The law defines “medically necessary” as health care services that a physician, exercising prudent clinical judgment, would provide to a patient to prevent, evaluate, diagnose, or treat an illness, injury, disease, or its symptoms, and that are:
1. in accordance with generally accepted standards of medical practice;
2. clinically appropriate, in terms of type, frequency, extent, site, and duration and considered effective for the patient's illness, injury, or disease;
3. not primarily for the convenience of the patient, physician, or other health care provider; and
4. and not more costly than an alternative service or sequence of services at least as likely to produce equivalent therapeutic or diagnostic results.

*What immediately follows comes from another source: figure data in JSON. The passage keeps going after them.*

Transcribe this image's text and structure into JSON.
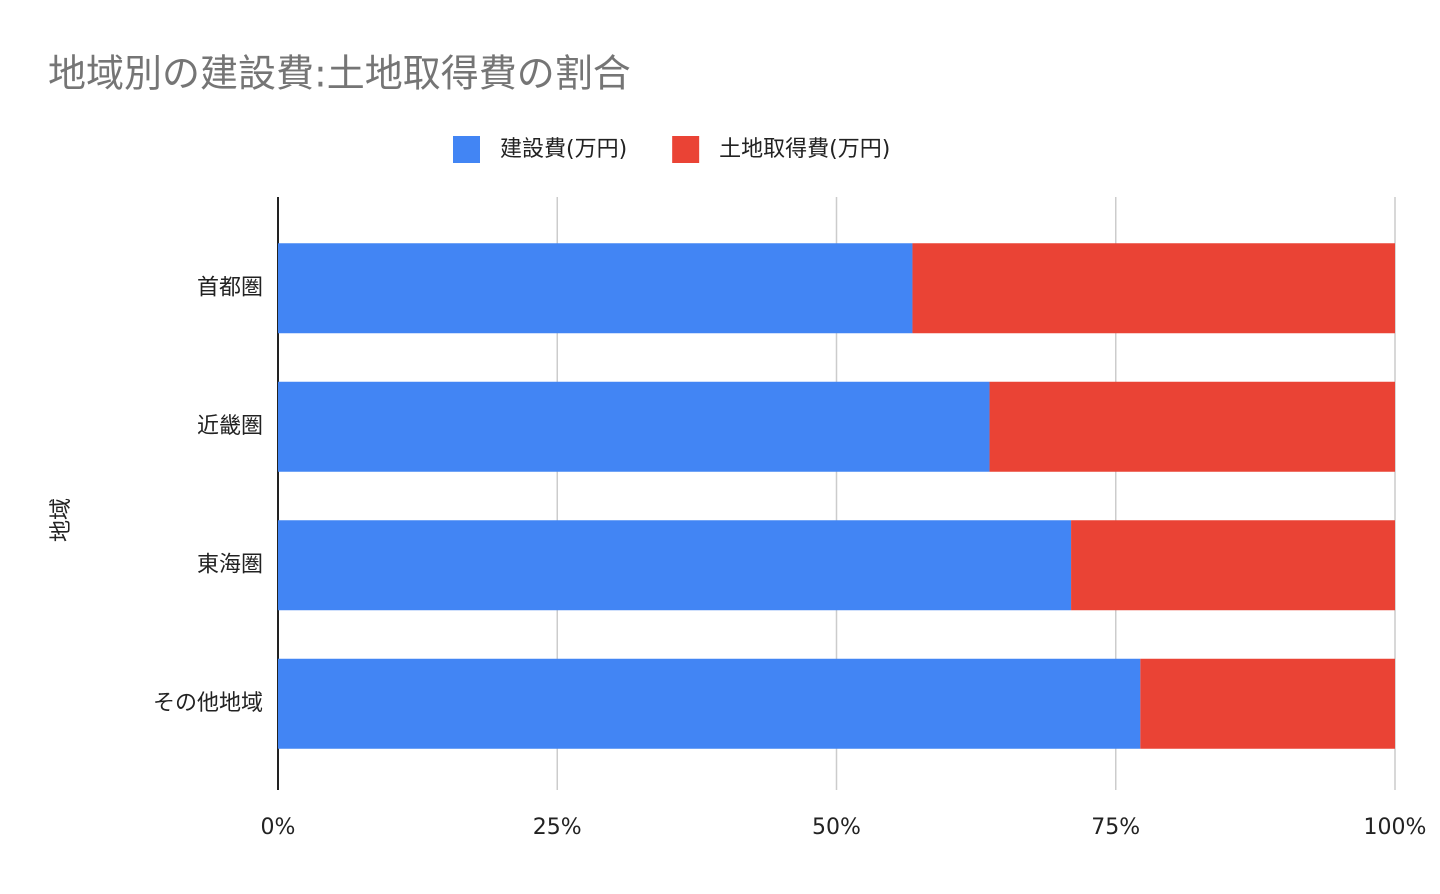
{
  "chart_data": {
    "type": "bar",
    "orientation": "horizontal",
    "stacked": true,
    "title": "地域別の建設費:土地取得費の割合",
    "y_label": "地域",
    "categories": [
      "首都圏",
      "近畿圏",
      "東海圏",
      "その他地域"
    ],
    "series": [
      {
        "name": "建設費(万円)",
        "color": "#4285f4",
        "values": [
          56.8,
          63.7,
          71.0,
          77.2
        ]
      },
      {
        "name": "土地取得費(万円)",
        "color": "#ea4335",
        "values": [
          43.2,
          36.3,
          29.0,
          22.8
        ]
      }
    ],
    "xlim": [
      0,
      100
    ],
    "xticks": [
      {
        "value": 0,
        "label": "0%"
      },
      {
        "value": 25,
        "label": "25%"
      },
      {
        "value": 50,
        "label": "50%"
      },
      {
        "value": 75,
        "label": "75%"
      },
      {
        "value": 100,
        "label": "100%"
      }
    ],
    "grid": true,
    "legend": "top"
  }
}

“Generally accepted standards of medical practice” means standards that are (1) based on credible scientific evidence published in peer-reviewed medical literature generally recognized by the relevant medical community or (2) otherwise consistent with the standards set forth in policy issues involving clinical judgment.
Mental or Nervous Conditions. Under Connecticut law, insurance must cover the diagnosis and treatment of mental or nervous conditions. It defines “mental or nervous conditions” as mental disorders, as it is used in the DSM-IV-TR. It specifically excludes coverage for (1) mental retardation; (2) learning, motor skills, communication, and caffeine-related disorders; (3) relational problems; and (4) additional conditions not otherwise defined as mental disorders in the DSM-IV-TR (CGS §§ 38a-488a and 38a-514).
Birth-to-Three. Insurance must cover medically necessary early intervention services for a child from birth until age three that are part of an individualized family service plan. Coverage is limited to $ 3,200 per child per year, up to $ 9,600 for the three years (CGS §§ 38a-490a and 38a-516a).
The Insurance and Real Estate Committee favorably reported sHB 6240, which includes many of this bill's provisions, except coverage for behavioral therapy.